Recorríamos farmacias del lugar y lo tomábamos con calma, y hablo en plural porque cuando he viajado con una pareja, nada de lo que le sucediera me era ajeno. Sus problemas eran mis problemas. No me puedo desentender de un acontecer que le pudiera opacar el viaje, y además no estoy viajando solo. Si ambos nos elegimos, ya en una porción de nosotros dejamos de ser uno, no para ser dos, sino para ser uno y el acontecer del otro.
El viaje a Tikal lo postergamos un par de días, pero ya teníamos todo reservado. Tampoco hacíamos excursiones muy largas, sólo de algunas horas. No era cuestión que sucediera en un momento y un lugar inoportuno. Los lugares de ahí, todos, eran demasiado precarios.
Lo único confiable era siempre el cuarto del hotel. Y el baño.
Al amanecer del quinto día, salimos a buscar esa casa de tortas caseras cerca de la plaza principal. El aroma del lugar, mezcla de pastelería recién horneada más café molido ahí al toque, daban para estirar la mañana.
Cuando caminábamos sacando fotos de las iglesias, en otro tiempo destruidas por terremotos, hubo un aviso. Me lo dijo y nos miramos un par de segundos.
Falsa alarma. Seguimos.
Caminando por callecitas de medidas apenas generosas para el paso de carros tirados por burros, hubo una segunda...
Mejor vamos para la zona de nuestra posada.

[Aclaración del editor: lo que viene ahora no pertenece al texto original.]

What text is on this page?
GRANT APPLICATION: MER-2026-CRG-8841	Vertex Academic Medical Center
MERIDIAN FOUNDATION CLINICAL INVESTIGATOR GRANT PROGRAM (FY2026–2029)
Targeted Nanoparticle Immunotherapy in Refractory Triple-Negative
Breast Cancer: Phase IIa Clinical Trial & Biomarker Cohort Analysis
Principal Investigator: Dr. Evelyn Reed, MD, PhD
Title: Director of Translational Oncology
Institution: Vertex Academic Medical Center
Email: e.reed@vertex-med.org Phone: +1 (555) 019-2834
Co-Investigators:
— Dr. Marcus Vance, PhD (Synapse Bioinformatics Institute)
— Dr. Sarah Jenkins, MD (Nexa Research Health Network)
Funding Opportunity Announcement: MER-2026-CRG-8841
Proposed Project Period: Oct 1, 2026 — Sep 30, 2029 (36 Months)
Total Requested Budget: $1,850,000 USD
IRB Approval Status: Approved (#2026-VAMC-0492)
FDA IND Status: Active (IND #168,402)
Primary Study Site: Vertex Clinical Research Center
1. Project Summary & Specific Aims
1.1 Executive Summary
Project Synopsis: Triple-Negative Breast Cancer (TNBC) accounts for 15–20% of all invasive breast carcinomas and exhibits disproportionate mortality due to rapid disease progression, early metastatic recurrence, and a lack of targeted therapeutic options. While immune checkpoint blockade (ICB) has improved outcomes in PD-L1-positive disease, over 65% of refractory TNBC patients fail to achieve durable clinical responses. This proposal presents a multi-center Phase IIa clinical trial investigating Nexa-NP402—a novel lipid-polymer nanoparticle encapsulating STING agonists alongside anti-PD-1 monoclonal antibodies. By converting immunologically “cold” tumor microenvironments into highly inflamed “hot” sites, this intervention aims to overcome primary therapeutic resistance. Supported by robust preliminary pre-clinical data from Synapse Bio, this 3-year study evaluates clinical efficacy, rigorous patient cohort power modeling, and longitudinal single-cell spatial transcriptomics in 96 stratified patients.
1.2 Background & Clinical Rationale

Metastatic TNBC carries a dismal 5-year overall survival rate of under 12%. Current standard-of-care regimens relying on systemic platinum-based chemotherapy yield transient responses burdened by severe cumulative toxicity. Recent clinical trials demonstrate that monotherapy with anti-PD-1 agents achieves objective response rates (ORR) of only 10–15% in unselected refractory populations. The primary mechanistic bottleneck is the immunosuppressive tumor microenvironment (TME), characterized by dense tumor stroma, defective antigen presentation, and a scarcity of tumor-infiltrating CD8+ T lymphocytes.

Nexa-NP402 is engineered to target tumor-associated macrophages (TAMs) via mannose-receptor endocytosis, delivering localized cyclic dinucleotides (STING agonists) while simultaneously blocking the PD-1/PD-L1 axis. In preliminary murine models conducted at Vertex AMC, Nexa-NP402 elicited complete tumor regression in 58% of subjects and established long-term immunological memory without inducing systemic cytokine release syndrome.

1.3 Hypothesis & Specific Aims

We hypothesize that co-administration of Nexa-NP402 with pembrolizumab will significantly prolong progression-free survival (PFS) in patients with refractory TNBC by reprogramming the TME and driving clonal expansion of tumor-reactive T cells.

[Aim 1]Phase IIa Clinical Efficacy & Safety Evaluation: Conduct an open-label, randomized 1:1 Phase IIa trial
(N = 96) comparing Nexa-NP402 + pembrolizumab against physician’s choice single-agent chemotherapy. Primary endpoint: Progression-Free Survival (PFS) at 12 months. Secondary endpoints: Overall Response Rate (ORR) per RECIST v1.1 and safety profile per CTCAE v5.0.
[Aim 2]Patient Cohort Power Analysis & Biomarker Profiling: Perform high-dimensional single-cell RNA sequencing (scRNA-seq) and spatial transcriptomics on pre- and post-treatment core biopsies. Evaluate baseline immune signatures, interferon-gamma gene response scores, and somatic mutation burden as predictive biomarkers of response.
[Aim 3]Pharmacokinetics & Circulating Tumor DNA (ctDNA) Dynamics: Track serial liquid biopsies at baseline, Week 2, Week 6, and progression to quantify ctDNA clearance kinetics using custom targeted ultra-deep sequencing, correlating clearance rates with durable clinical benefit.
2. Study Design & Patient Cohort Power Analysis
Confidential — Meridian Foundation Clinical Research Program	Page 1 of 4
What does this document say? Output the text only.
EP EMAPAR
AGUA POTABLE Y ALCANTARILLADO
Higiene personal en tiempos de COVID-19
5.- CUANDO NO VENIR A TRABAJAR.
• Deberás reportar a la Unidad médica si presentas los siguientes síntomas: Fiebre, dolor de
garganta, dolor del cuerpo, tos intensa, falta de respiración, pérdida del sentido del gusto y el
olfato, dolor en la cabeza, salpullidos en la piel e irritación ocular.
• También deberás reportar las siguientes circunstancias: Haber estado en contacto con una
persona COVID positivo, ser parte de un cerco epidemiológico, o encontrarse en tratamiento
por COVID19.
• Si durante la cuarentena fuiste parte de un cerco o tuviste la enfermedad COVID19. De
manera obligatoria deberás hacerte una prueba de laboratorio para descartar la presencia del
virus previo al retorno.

Mirando y sacando fotos el tercero fue más certero.
Ya!! Me dijo. Medí la distancia hasta nuestro hospedaje, demasiadas cuadras. Taxis? Ni ahí. No tenemos otra, vamos caminando.
No fue caminando, ella arrastraba los pies conteniendo con fuerza mientras crispaba sus gestos. Habrán sido unas doce cuadras, pequeñas pero doce. Eternas.
La última cuadra ya era casi dolorosa. Pedí la llave del cuarto, ella me la arrancó de la mano mientras su mirada me amenazaba: ni pienses acompañarme.
Me quedé en la puerta, mirando la calle ya caliente de sol. Fumé uno, dos cigarrillos.
A los 20 minutos, ella volvía con una leve sonrisa.
Sí, a veces nos descalibramos en los viajes. Que el sueño cambiado, que las comidas, que el agua... A ella le daba por estar estreñida.